Une pensée limpide, qui s’accompagne de cinq condamnations pour « incitation à la haine raciale » entre 1997 et 2021. Sympathies envers Vladimir Poutine, soutien à la répression policière contre « la racaille envahissante » (sic), dénonciation des agressions sexuelles commentée « d’hypocrite, ridicule, sans intérêt » (sic) suite à « me too », réunionnais·e·s taxé·e·s de « population de dégénérés » (sic), appel à voter Éric Zemmour aux présidentielles de 2022, ajoutant encore au panorama. Exposer de manière complète et équilibrée, c’est normalement là le travail d’un·e journaliste ; ne pas omettre le meilleur donc, mais sans cacher ou romantiser le plus sombre.
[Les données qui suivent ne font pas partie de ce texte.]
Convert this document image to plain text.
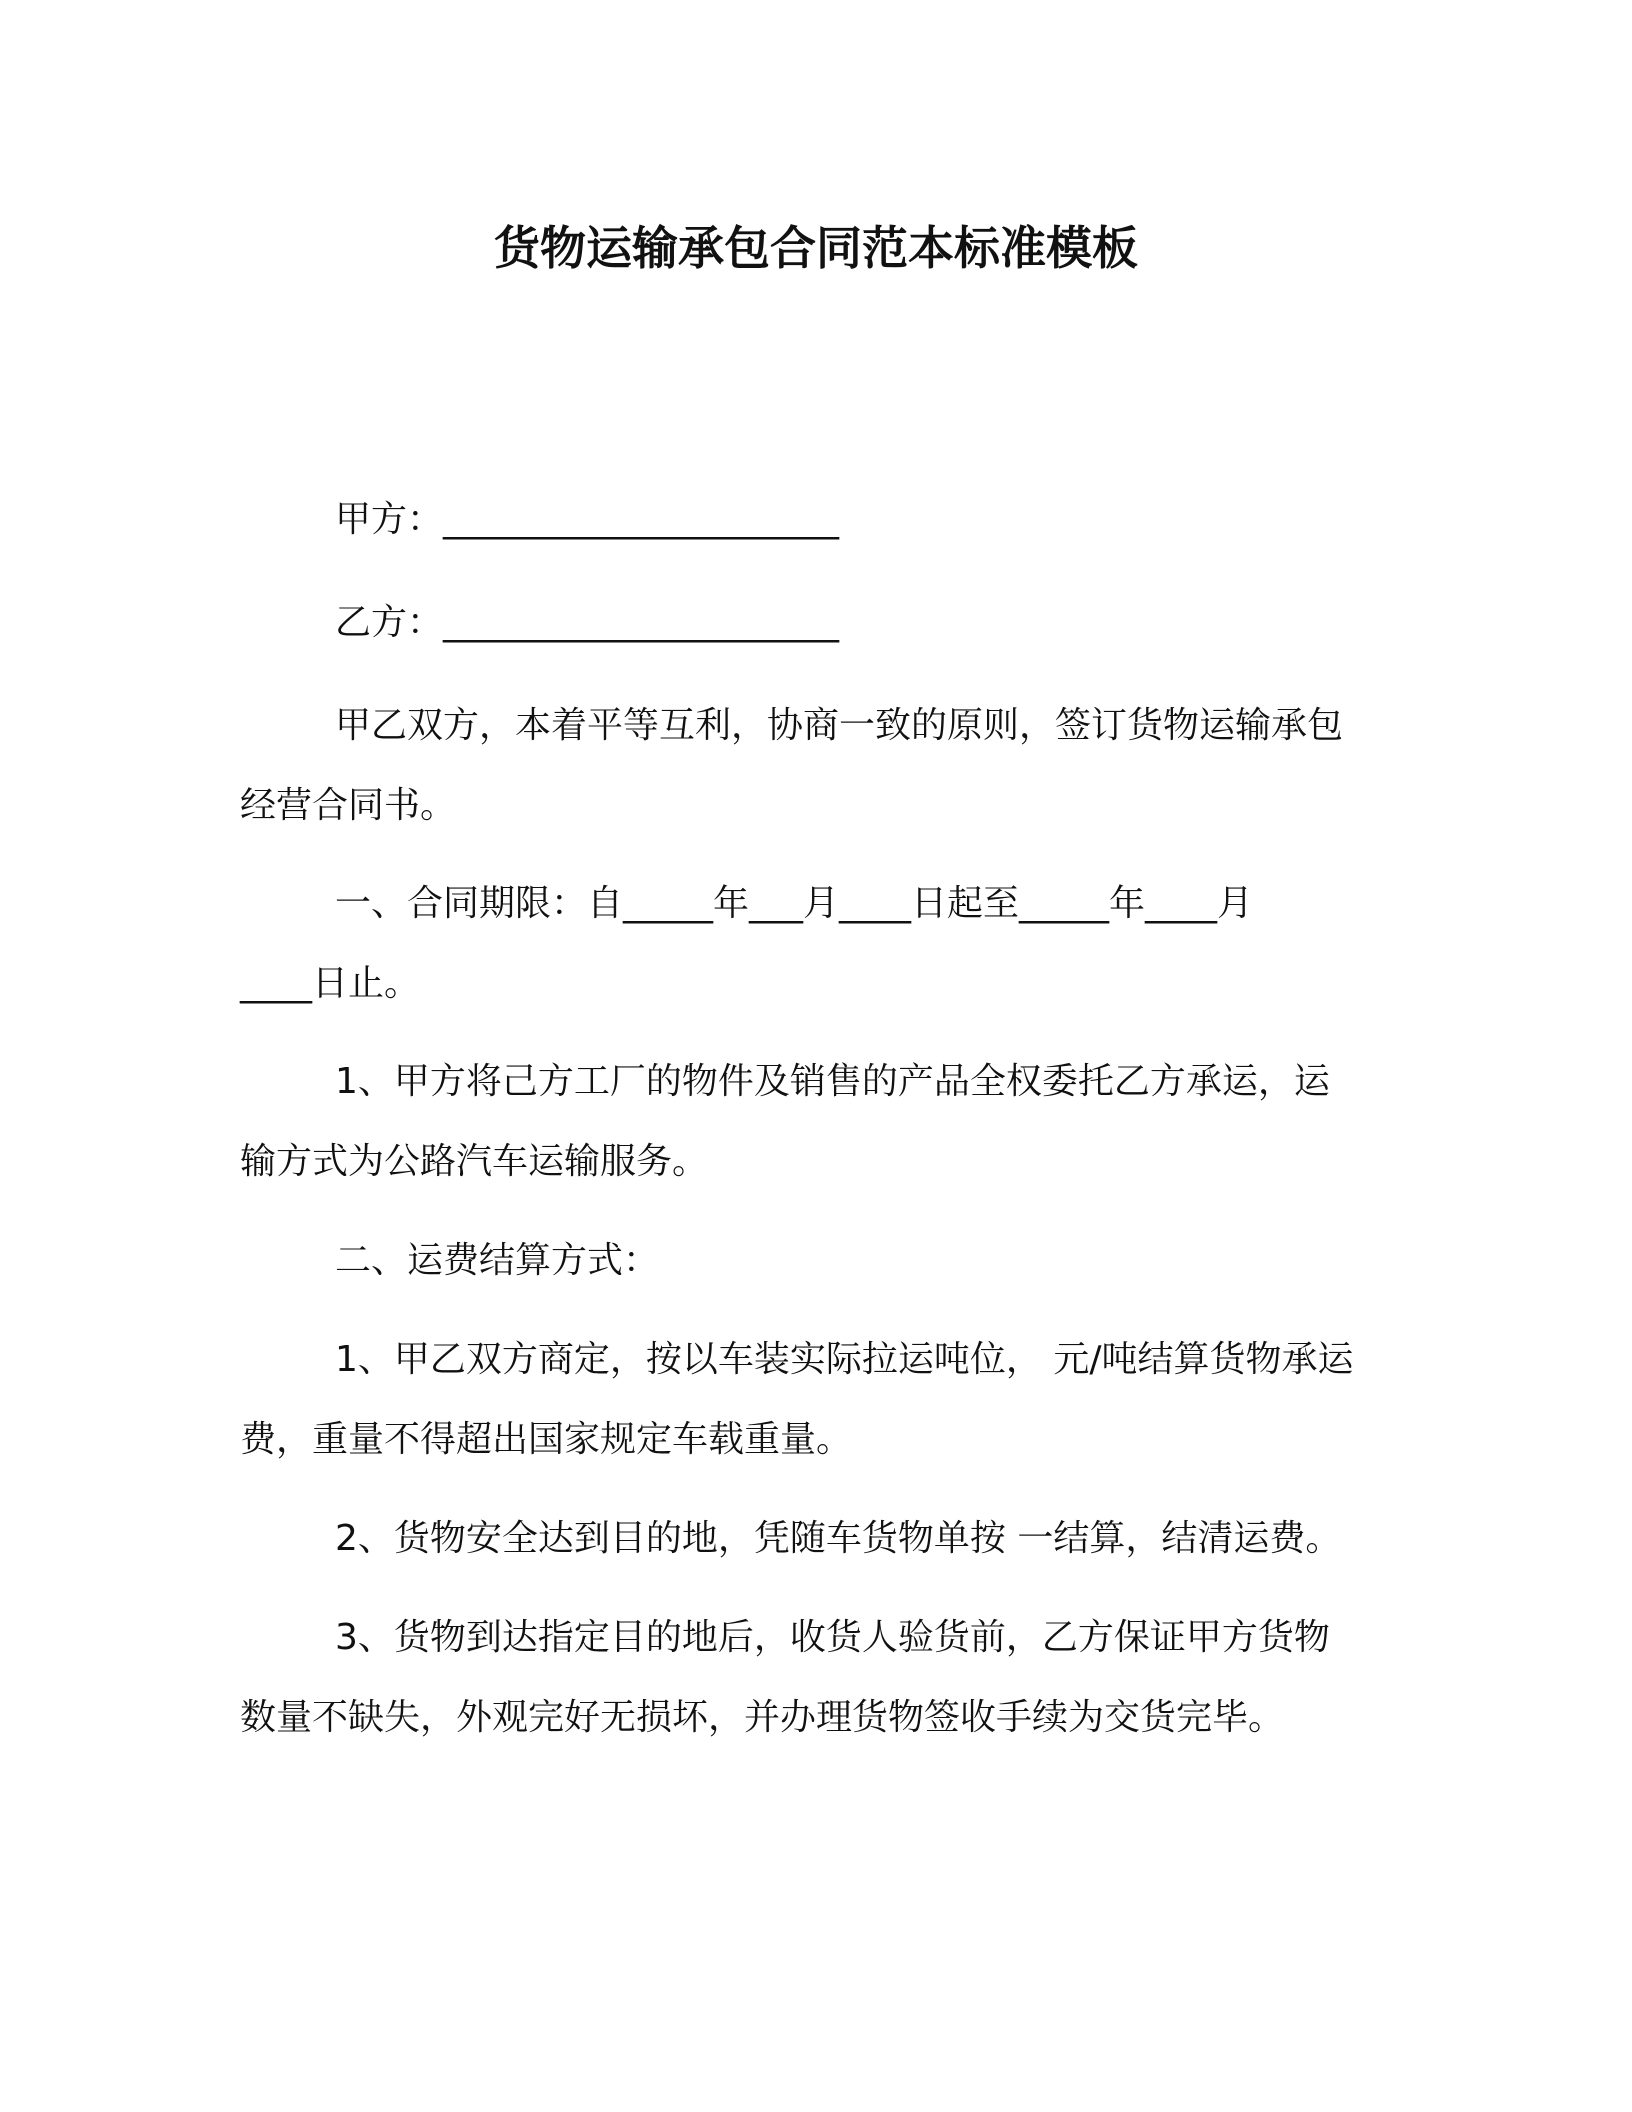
货物运输承包合同范本标准模板
甲方：______________________
乙方：______________________
甲乙双方，本着平等互利，协商一致的原则，签订货物运输承包
经营合同书。
一、合同期限：自_____年___月____日起至_____年____月
____日止。
1、甲方将己方工厂的物件及销售的产品全权委托乙方承运，运
输方式为公路汽车运输服务。
二、运费结算方式：
1、甲乙双方商定，按以车装实际拉运吨位， 元/吨结算货物承运
费，重量不得超出国家规定车载重量。
2、货物安全达到目的地，凭随车货物单按 一结算，结清运费。
3、货物到达指定目的地后，收货人验货前，乙方保证甲方货物
数量不缺失，外观完好无损坏，并办理货物签收手续为交货完毕。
Illustration d’en-tête : Brigitte Bardot dans le film « Vie privée », en 1962 – Mondadori.


Mise à jour du dimanche 28 décembre à 17h15.
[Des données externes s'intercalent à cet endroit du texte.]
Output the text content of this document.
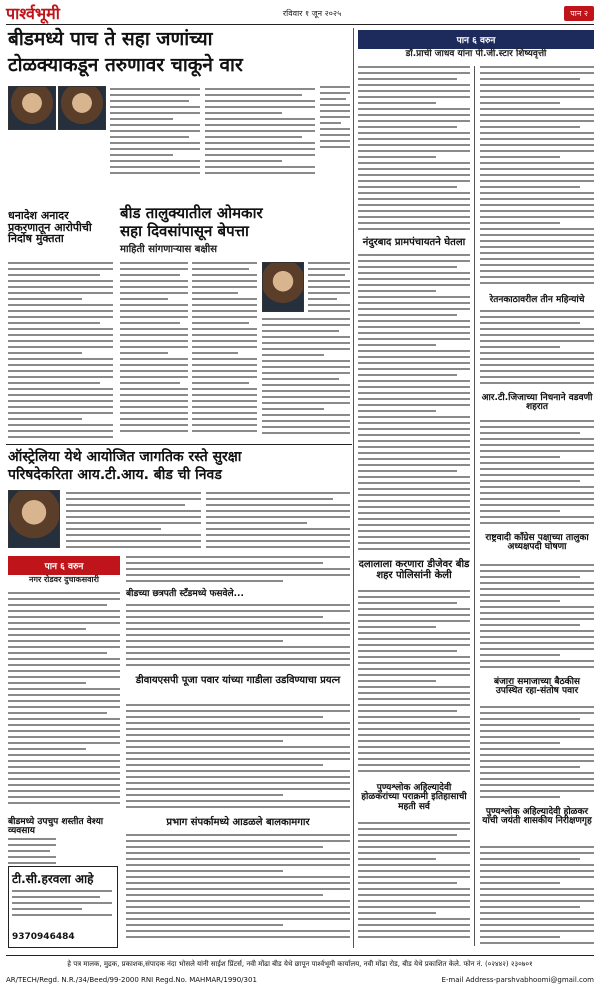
पार्श्वभूमी	रविवार १ जून २०२५	पान २
बीडमध्ये पाच ते सहा जणांच्या
टोळक्याकडून तरुणावर चाकूने वार
धनादेश अनादर प्रकरणातून आरोपीची निर्दोष मुक्तता
बीड तालुक्यातील ओमकार
सहा दिवसांपासून बेपत्ता
माहिती सांगणाऱ्यास बक्षीस
ऑस्ट्रेलिया येथे आयोजित जागतिक रस्ते सुरक्षा
परिषदेकरिता आय.टी.आय. बीड ची निवड
पान ६ वरुन
नगर रोडवर दुचाकसवारी
बीडच्या छत्रपती स्टॅंडमध्ये फसवेले...
डीवायएसपी पूजा पवार यांच्या गाडीला उडविण्याचा प्रयत्न
प्रभाग संपर्कामध्ये आडळले बालकामगार
बीडमध्ये उपचुप शस्तीत वेश्या व्यवसाय
टी.सी.हरवला आहे
9370946484
पान ६ वरुन
डॉ.प्राची जाधव यांना पी.जी.स्टार शिष्यवृत्ती
नंदुरबाद प्रामपंचायतने घेतला
दलालाला करणारा डीजेवर बीड शहर पोलिसांनी केली
पुण्यश्लोक अहिल्यादेवी होळकरांच्या पराक्रमी इतिहासाची महती सर्व
रेतनकाठावरील तीन महिन्यांचे
आर.टी.जिजाच्या निधनाने वडवणी शहरात
राष्ट्रवादी काँग्रेस पक्षाच्या तालुका अध्यक्षपदी घोषणा
बंजारा समाजाच्या बैठकीस उपस्थित रहा-संतोष पवार
पुण्यश्लोक अहिल्यादेवी होळकर यांची जयंती शासकीय निरीक्षणगृह
हे पत्र मालक, मुद्रक, प्रकाशक,संपादक नंदा भोसले यांनी साईश प्रिंटर्स, नवी मोंढा बीड येथे छापून पार्श्वभूमी कार्यालय, नवी मोंढा रोड, बीड येथे प्रकाशित केले. फोन नं. (०२४४२) २३०७०१
AR/TECH/Regd. N.R./34/Beed/99-2000 RNI Regd.No. MAHMAR/1990/301	E-mail Address-parshvabhoomi@gmail.com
Alors que nous publiions la présente, un texte de Aurélien Poivret pour la version web globale de « l’est Républicain » était (enfin) dédié aux différents déboires judiciaires de Brigitte Bardot. Mais, loin de reprendre la réalité de ses travers, le développement choisi va au contraire à nouveau semer le trouble quant à la nature exacte de ces discours litigieux. Le rédacteur préférant résumer ces derniers en une charge certes blâmable mais corrélée au combat antispéciste, alors que nombre d’assertions n’ont aucun rapport avec une critique même virulente de l’abattage rituel. Outre l’illustration déjà ici livrée quant au « métissage » en 2003, les diatribes analogues relatives aux immigré·e·s, à la construction de mosquées, à la déchristianisation, à la visibilité des personnes LGBT+, ou encore à la place des femmes, se comptent par dizaines. Aussi, ainsi que le rappelle l’historien Fabrice Riceputti, ses connivences avec l’extrême droite la plus radicale s’avèrent très anciennes, posant avec les partisans de l’Algérie française Jean-Marie le Pen et Pierre Lagaillarde dès 1958.